A certification meant to designate kosher eateries as establishments that treat their workers with dignity and respect has become a controversial issue, with many of the participating businesses reportedly receiving threats, not accolades for their involvement in the program.
Tav HaYosher, launched three years ago as a free certification, is described as an “ethical seal” indicating that workers receive at least a minimum wage, overtime pay when working more than forty hours per week, a minimum or one day off per week, regular breaks and a safe, sanitary and non-discriminatory workplace. A grass roots program staffed by volunteers who frequent certified restaurants and speak with both owners and workers, it is a project of Uri L’Tzedek a social justice organization that fights prevent suffering and oppression.
But according to reports on the Jewish Journal’s website, there are those who take issue with Uri L’Tzedek, which launched a two month long consumer boycott against the Agriprocessor meat processing plant in Iowa following the massive immigration raid that closed down the plant and sent Sholom Mordechai Rubashkin to jail. Rabbi Shmuly Yanklowitz, founder and president of Uri L’Tzedek who received his rabbinical ordination from Yeshivat Chovevei Torah, has been an outspoken voice condemning Sholom Mordechai Rubashkin for labor conditions at the Agriprocessors plant.
According to the report, a threatening email sent by a person identified as Menachem Cohen to establishments bearing the Tav HaYosher designation warned business owners that they faced a potential boycott because of Rabbi Yanklowitz’s involvement in the Rubashkin case, accusing him of making false claims against Rubashkin.
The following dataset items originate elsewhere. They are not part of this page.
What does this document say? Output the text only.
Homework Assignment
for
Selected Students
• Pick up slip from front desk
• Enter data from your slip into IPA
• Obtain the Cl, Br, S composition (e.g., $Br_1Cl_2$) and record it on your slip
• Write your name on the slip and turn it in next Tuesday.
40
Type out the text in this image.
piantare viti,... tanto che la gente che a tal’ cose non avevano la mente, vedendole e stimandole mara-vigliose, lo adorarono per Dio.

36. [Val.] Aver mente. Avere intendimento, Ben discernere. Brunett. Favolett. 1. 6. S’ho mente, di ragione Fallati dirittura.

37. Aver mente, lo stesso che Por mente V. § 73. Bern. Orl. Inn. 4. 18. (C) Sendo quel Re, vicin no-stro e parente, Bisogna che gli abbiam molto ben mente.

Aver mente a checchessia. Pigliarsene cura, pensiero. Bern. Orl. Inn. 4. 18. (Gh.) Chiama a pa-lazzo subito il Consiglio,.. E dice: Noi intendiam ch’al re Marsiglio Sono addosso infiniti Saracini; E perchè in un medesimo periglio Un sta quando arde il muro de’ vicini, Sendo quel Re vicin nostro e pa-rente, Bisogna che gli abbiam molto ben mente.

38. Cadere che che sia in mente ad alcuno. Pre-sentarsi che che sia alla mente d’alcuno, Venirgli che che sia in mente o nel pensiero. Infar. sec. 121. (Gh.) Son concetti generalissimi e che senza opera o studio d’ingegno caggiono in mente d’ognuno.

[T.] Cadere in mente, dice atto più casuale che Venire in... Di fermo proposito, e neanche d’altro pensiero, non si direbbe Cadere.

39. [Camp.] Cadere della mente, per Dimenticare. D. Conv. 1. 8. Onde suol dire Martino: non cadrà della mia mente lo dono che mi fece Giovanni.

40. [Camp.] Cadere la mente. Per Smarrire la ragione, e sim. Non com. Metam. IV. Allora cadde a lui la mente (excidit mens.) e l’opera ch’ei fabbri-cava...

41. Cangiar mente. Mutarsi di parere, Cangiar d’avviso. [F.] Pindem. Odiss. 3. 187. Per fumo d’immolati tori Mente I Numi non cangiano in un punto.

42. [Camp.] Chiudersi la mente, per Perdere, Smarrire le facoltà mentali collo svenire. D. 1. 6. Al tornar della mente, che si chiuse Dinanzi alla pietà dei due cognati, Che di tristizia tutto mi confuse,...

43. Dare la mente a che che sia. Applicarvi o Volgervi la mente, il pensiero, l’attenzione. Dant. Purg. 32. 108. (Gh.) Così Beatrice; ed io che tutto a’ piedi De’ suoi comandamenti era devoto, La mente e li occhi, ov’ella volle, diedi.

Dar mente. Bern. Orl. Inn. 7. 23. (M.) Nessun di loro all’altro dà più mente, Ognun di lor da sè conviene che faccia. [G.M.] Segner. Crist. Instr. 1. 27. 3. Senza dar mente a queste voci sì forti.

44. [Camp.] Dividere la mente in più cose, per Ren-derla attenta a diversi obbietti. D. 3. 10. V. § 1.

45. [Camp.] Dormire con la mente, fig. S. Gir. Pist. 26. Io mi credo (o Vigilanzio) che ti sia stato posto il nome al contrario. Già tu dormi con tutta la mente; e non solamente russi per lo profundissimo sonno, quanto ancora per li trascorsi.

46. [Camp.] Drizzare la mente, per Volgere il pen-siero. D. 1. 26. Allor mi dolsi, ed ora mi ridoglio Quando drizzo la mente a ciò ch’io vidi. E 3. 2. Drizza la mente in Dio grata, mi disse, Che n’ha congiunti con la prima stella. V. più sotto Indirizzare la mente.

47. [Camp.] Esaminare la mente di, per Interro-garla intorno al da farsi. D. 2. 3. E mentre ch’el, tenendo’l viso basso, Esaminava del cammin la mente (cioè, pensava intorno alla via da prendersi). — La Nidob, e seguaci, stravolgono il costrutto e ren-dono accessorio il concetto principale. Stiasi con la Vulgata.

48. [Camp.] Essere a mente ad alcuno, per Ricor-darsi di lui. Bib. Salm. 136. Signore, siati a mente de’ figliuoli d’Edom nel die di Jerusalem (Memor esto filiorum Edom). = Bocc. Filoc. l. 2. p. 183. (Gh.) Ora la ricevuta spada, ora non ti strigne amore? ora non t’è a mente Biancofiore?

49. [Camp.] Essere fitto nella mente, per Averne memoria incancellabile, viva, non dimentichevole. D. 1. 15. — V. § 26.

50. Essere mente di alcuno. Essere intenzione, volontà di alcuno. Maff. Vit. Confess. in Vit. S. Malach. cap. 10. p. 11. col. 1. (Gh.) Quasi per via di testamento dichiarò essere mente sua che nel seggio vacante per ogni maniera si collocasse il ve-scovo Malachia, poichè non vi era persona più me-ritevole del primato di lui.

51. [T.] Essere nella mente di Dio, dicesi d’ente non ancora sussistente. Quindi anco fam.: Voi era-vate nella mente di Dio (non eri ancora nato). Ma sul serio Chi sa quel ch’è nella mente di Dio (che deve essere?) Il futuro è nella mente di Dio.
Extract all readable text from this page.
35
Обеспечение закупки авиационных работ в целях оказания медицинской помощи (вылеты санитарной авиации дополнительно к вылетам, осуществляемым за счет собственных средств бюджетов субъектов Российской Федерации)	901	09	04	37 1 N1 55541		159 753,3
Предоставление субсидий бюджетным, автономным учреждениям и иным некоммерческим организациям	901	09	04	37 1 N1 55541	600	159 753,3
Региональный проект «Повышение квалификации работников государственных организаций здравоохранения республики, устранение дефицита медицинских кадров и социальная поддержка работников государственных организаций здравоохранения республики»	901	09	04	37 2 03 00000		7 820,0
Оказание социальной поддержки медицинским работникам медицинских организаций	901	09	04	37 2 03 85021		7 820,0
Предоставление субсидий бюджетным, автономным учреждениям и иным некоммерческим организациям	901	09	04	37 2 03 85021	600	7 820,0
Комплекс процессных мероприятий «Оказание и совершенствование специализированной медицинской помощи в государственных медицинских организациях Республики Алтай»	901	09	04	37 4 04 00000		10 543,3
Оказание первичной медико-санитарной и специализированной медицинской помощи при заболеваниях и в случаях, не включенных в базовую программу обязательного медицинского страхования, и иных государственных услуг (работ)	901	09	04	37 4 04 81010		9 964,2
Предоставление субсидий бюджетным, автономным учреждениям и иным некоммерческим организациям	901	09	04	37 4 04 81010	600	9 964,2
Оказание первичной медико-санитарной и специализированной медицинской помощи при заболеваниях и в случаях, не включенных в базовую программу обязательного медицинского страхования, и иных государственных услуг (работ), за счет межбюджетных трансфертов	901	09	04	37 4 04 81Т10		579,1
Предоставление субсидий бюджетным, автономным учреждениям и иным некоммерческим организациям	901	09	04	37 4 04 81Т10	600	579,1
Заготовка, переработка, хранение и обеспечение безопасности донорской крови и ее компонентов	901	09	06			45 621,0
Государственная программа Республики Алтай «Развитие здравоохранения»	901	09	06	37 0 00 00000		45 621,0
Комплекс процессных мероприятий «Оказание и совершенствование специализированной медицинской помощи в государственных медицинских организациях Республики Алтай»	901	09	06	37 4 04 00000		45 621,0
“Until you remove Tav HaYosher, you will find an increasing number of people boycotting your business,” warned Cohen in the email.
“We received a second email from them,” Avi, a manager at The Kosher Experience in Teaneck, New Jersey, told VIN News. “They told us that the boycott will continue until we remove all association with the Tav HaYosher.”
Although Tav HaYosher certifies over 90 restaurants in the United States and Canada, much of the activity against the certification seems to be centered in the Los Angeles area, according to the Jewish Journal, which found that four local restaurants, Mexikosher, Schnitzly, Nut House, and Café of Paris had removed their Tav HaYosher certification because of the threats. Restaurants owners reported getting mixed reviews for their participation in the Tav HaYosher program, with some patrons applauding their decision and others walking out when they saw the certificate.
While it appears that the backlash against the Tav HaYosher seems to be coming from the Chabad community, Rabbi Chaim Cunin, CEO of Chabad California said he had no knowledge of any activity against the Tav HaYosher.